Novak Djokovic ha subito la sconfitta più pesante della sua carriera in un match al meglio dei tre set. A condannare il serbo ci ha pensato Lorenzo Sonego, che con un netto 6-2, 6-1 ha ottenuto la prima vittoria in carriera contro il numero uno del mondo.

Il tennista azzurro ha giocato una partita perfetta: non ha tremato quando Djokovic ha cercato di alzare il livello e non si è fatto condizionare dall’atteggiamento rinunciatario proposto dell’avversario in alcuni tratti del match.

Sonego disputerà dunque, grazie al prestigioso successo, le semifinali dell’ATP 500 di Vienna ed entrerà ufficialmente nella top 40 del ranking mondiale.

Le parole di Djokovic dopo la netta sconfitta con Sonego

“La verità è che assicurarmi la prima posizione del ranking ATP fino alla fine della stagione mi ha influenzato” , ha spiegato Djokovic in conferenza stampa.

“Questo ha condizionato totalmente il mio gioco. Sentivo di aver già raggiunto l’obiettivo per il quale sono venuto a Vienna. Non avevo le energie necessarie. Sono completamente in salute e concentrato per arrivare nelle migliori condizioni possibili alle ATP Finals di Londra” .

Djokovic ha infine voluto elogiare la prestazione di Sonego. “È stato semplicemente superiore a me in tutte le aree del gioco. È stata una partita piuttosto negativa da parte mia e positiva da parte sua. Ha meritato di vincere” .

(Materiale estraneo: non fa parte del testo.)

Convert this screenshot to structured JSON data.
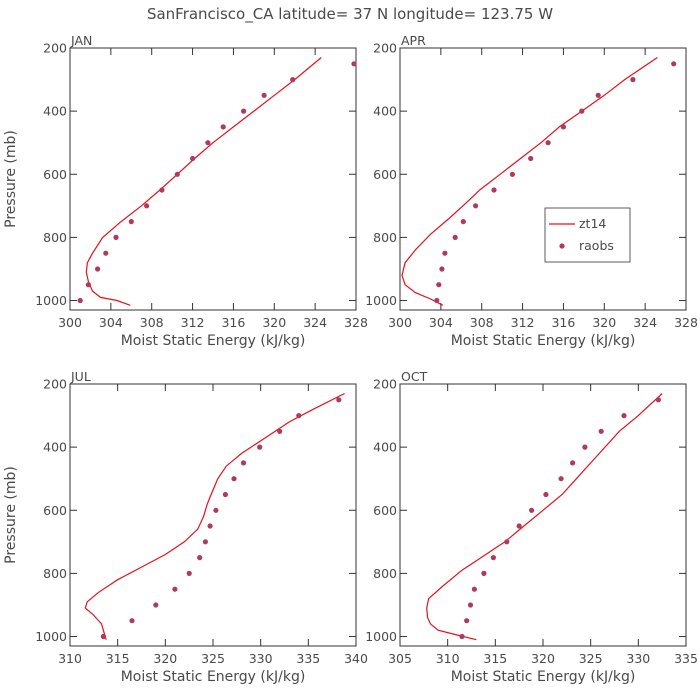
{
  "title": "SanFrancisco_CA  latitude= 37 N longitude= 123.75 W",
  "colors": {
    "model": "#e8101a",
    "obs": "#b03a5b",
    "text": "#4a4a4a",
    "axis": "#333333"
  },
  "chart_data": [
    {
      "type": "line",
      "panel_label": "JAN",
      "xlabel": "Moist Static Energy (kJ/kg)",
      "ylabel": "Pressure (mb)",
      "xlim": [
        300,
        328
      ],
      "ylim": [
        1030,
        200
      ],
      "xticks": [
        300,
        304,
        308,
        312,
        316,
        320,
        324,
        328
      ],
      "yticks": [
        200,
        400,
        600,
        800,
        1000
      ],
      "series": [
        {
          "name": "zt14",
          "kind": "line",
          "points": [
            [
              305.9,
              1015
            ],
            [
              304.6,
              1000
            ],
            [
              303,
              990
            ],
            [
              302.2,
              970
            ],
            [
              301.8,
              940
            ],
            [
              301.6,
              910
            ],
            [
              301.7,
              880
            ],
            [
              302.2,
              850
            ],
            [
              303.2,
              800
            ],
            [
              305,
              750
            ],
            [
              307,
              700
            ],
            [
              308.8,
              650
            ],
            [
              310.5,
              600
            ],
            [
              312.2,
              550
            ],
            [
              314,
              500
            ],
            [
              316,
              450
            ],
            [
              318,
              400
            ],
            [
              320,
              350
            ],
            [
              322,
              300
            ],
            [
              324.6,
              230
            ]
          ]
        },
        {
          "name": "raobs",
          "kind": "scatter",
          "points": [
            [
              301,
              1000
            ],
            [
              301.8,
              950
            ],
            [
              302.7,
              900
            ],
            [
              303.5,
              850
            ],
            [
              304.5,
              800
            ],
            [
              306,
              750
            ],
            [
              307.5,
              700
            ],
            [
              309,
              650
            ],
            [
              310.5,
              600
            ],
            [
              312,
              550
            ],
            [
              313.5,
              500
            ],
            [
              315,
              450
            ],
            [
              317,
              400
            ],
            [
              319,
              350
            ],
            [
              321.8,
              300
            ],
            [
              327.8,
              250
            ]
          ]
        }
      ]
    },
    {
      "type": "line",
      "panel_label": "APR",
      "xlabel": "Moist Static Energy (kJ/kg)",
      "ylabel": "",
      "xlim": [
        300,
        328
      ],
      "ylim": [
        1030,
        200
      ],
      "xticks": [
        300,
        304,
        308,
        312,
        316,
        320,
        324,
        328
      ],
      "yticks": [
        200,
        400,
        600,
        800,
        1000
      ],
      "show_legend": true,
      "series": [
        {
          "name": "zt14",
          "kind": "line",
          "points": [
            [
              304.2,
              1015
            ],
            [
              303,
              995
            ],
            [
              301.5,
              975
            ],
            [
              300.5,
              950
            ],
            [
              300.2,
              920
            ],
            [
              300.5,
              880
            ],
            [
              301.5,
              840
            ],
            [
              303,
              790
            ],
            [
              304.8,
              740
            ],
            [
              306.5,
              690
            ],
            [
              307.8,
              650
            ],
            [
              309.8,
              600
            ],
            [
              311.8,
              550
            ],
            [
              313.8,
              500
            ],
            [
              315.6,
              450
            ],
            [
              317.8,
              400
            ],
            [
              320,
              350
            ],
            [
              322,
              300
            ],
            [
              325.2,
              230
            ]
          ]
        },
        {
          "name": "raobs",
          "kind": "scatter",
          "points": [
            [
              303.6,
              1000
            ],
            [
              303.8,
              950
            ],
            [
              304.1,
              900
            ],
            [
              304.4,
              850
            ],
            [
              305.4,
              800
            ],
            [
              306.2,
              750
            ],
            [
              307.4,
              700
            ],
            [
              309.2,
              650
            ],
            [
              311,
              600
            ],
            [
              312.8,
              550
            ],
            [
              314.5,
              500
            ],
            [
              316,
              450
            ],
            [
              317.8,
              400
            ],
            [
              319.4,
              350
            ],
            [
              322.8,
              300
            ],
            [
              326.8,
              250
            ]
          ]
        }
      ]
    },
    {
      "type": "line",
      "panel_label": "JUL",
      "xlabel": "Moist Static Energy (kJ/kg)",
      "ylabel": "Pressure (mb)",
      "xlim": [
        310,
        340
      ],
      "ylim": [
        1030,
        200
      ],
      "xticks": [
        310,
        315,
        320,
        325,
        330,
        335,
        340
      ],
      "yticks": [
        200,
        400,
        600,
        800,
        1000
      ],
      "series": [
        {
          "name": "zt14",
          "kind": "line",
          "points": [
            [
              313.8,
              1010
            ],
            [
              313.6,
              990
            ],
            [
              313.3,
              960
            ],
            [
              312.4,
              930
            ],
            [
              311.6,
              910
            ],
            [
              311.8,
              890
            ],
            [
              313,
              860
            ],
            [
              315,
              820
            ],
            [
              317.5,
              780
            ],
            [
              320,
              740
            ],
            [
              322,
              700
            ],
            [
              323.4,
              660
            ],
            [
              324,
              620
            ],
            [
              324.4,
              580
            ],
            [
              324.8,
              550
            ],
            [
              325.5,
              500
            ],
            [
              326.4,
              460
            ],
            [
              328,
              420
            ],
            [
              330.5,
              370
            ],
            [
              333,
              320
            ],
            [
              335.5,
              280
            ],
            [
              338.8,
              230
            ]
          ]
        },
        {
          "name": "raobs",
          "kind": "scatter",
          "points": [
            [
              313.5,
              1000
            ],
            [
              316.5,
              950
            ],
            [
              319,
              900
            ],
            [
              321,
              850
            ],
            [
              322.5,
              800
            ],
            [
              323.6,
              750
            ],
            [
              324.2,
              700
            ],
            [
              324.7,
              650
            ],
            [
              325.3,
              600
            ],
            [
              326.3,
              550
            ],
            [
              327.2,
              500
            ],
            [
              328.2,
              450
            ],
            [
              329.9,
              400
            ],
            [
              332,
              350
            ],
            [
              334,
              300
            ],
            [
              338.2,
              250
            ]
          ]
        }
      ]
    },
    {
      "type": "line",
      "panel_label": "OCT",
      "xlabel": "Moist Static Energy (kJ/kg)",
      "ylabel": "",
      "xlim": [
        305,
        335
      ],
      "ylim": [
        1030,
        200
      ],
      "xticks": [
        305,
        310,
        315,
        320,
        325,
        330,
        335
      ],
      "yticks": [
        200,
        400,
        600,
        800,
        1000
      ],
      "series": [
        {
          "name": "zt14",
          "kind": "line",
          "points": [
            [
              313,
              1010
            ],
            [
              311,
              995
            ],
            [
              309,
              980
            ],
            [
              308.2,
              960
            ],
            [
              307.9,
              940
            ],
            [
              307.8,
              910
            ],
            [
              308,
              880
            ],
            [
              309.5,
              840
            ],
            [
              311.5,
              790
            ],
            [
              314,
              740
            ],
            [
              316,
              700
            ],
            [
              318,
              650
            ],
            [
              320,
              600
            ],
            [
              322,
              550
            ],
            [
              323.5,
              500
            ],
            [
              325,
              450
            ],
            [
              326.5,
              400
            ],
            [
              328,
              350
            ],
            [
              330,
              300
            ],
            [
              332.5,
              230
            ]
          ]
        },
        {
          "name": "raobs",
          "kind": "scatter",
          "points": [
            [
              311.5,
              1000
            ],
            [
              312,
              950
            ],
            [
              312.4,
              900
            ],
            [
              312.8,
              850
            ],
            [
              313.8,
              800
            ],
            [
              314.8,
              750
            ],
            [
              316.2,
              700
            ],
            [
              317.5,
              650
            ],
            [
              318.8,
              600
            ],
            [
              320.3,
              550
            ],
            [
              321.9,
              500
            ],
            [
              323.1,
              450
            ],
            [
              324.4,
              400
            ],
            [
              326.1,
              350
            ],
            [
              328.5,
              300
            ],
            [
              332.1,
              250
            ]
          ]
        }
      ]
    }
  ]
}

Il belgradese ha ammesso di non essere entrato in campo con le giuste motivazioni, ma questo non può cancellare in nessun modo l’impresa compiuta da Sonego. Djokovic cercherà di riscattare la brutta sconfitta al torneo dei Maestri, evento in cui si sfideranno i migliori otto tennisti del mondo.

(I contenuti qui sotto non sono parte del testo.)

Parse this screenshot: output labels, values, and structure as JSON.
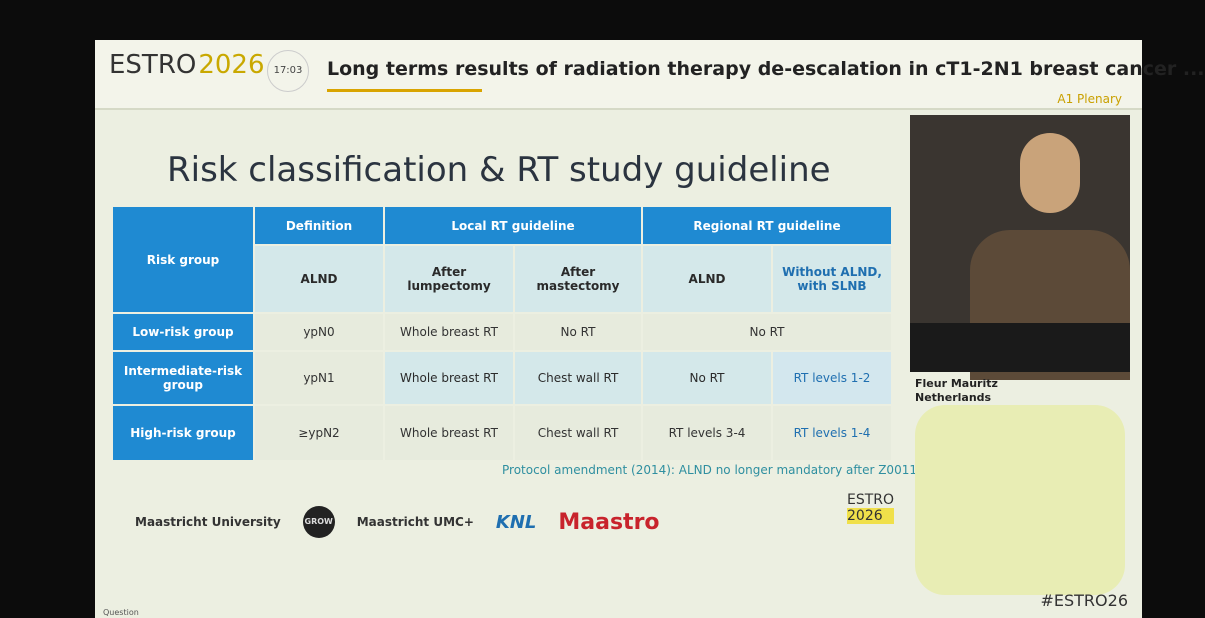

Sono sei gli atleti che hanno già staccato il pass per Londra. Si tratta, oltre allo stesso Djokovic, di Rafael Nadal, Dominic Thiem, Stefanos Tsitsipas, Daniil Medvedev ed Alexander Zverev. Se il primo degli ultimi due posti disponibili sembra ormai saldamente nelle mani di Andrey Rublev, restano ancora dubbi ed incertezze sul secondo.

I maggiori candidati sono Diego Schwartzman e Matteo Berrettini, ma l’argentino è nettamente favorito visto l’ottimo stato di forma ed i pochi tornei che chiuderanno questa anomala stagione.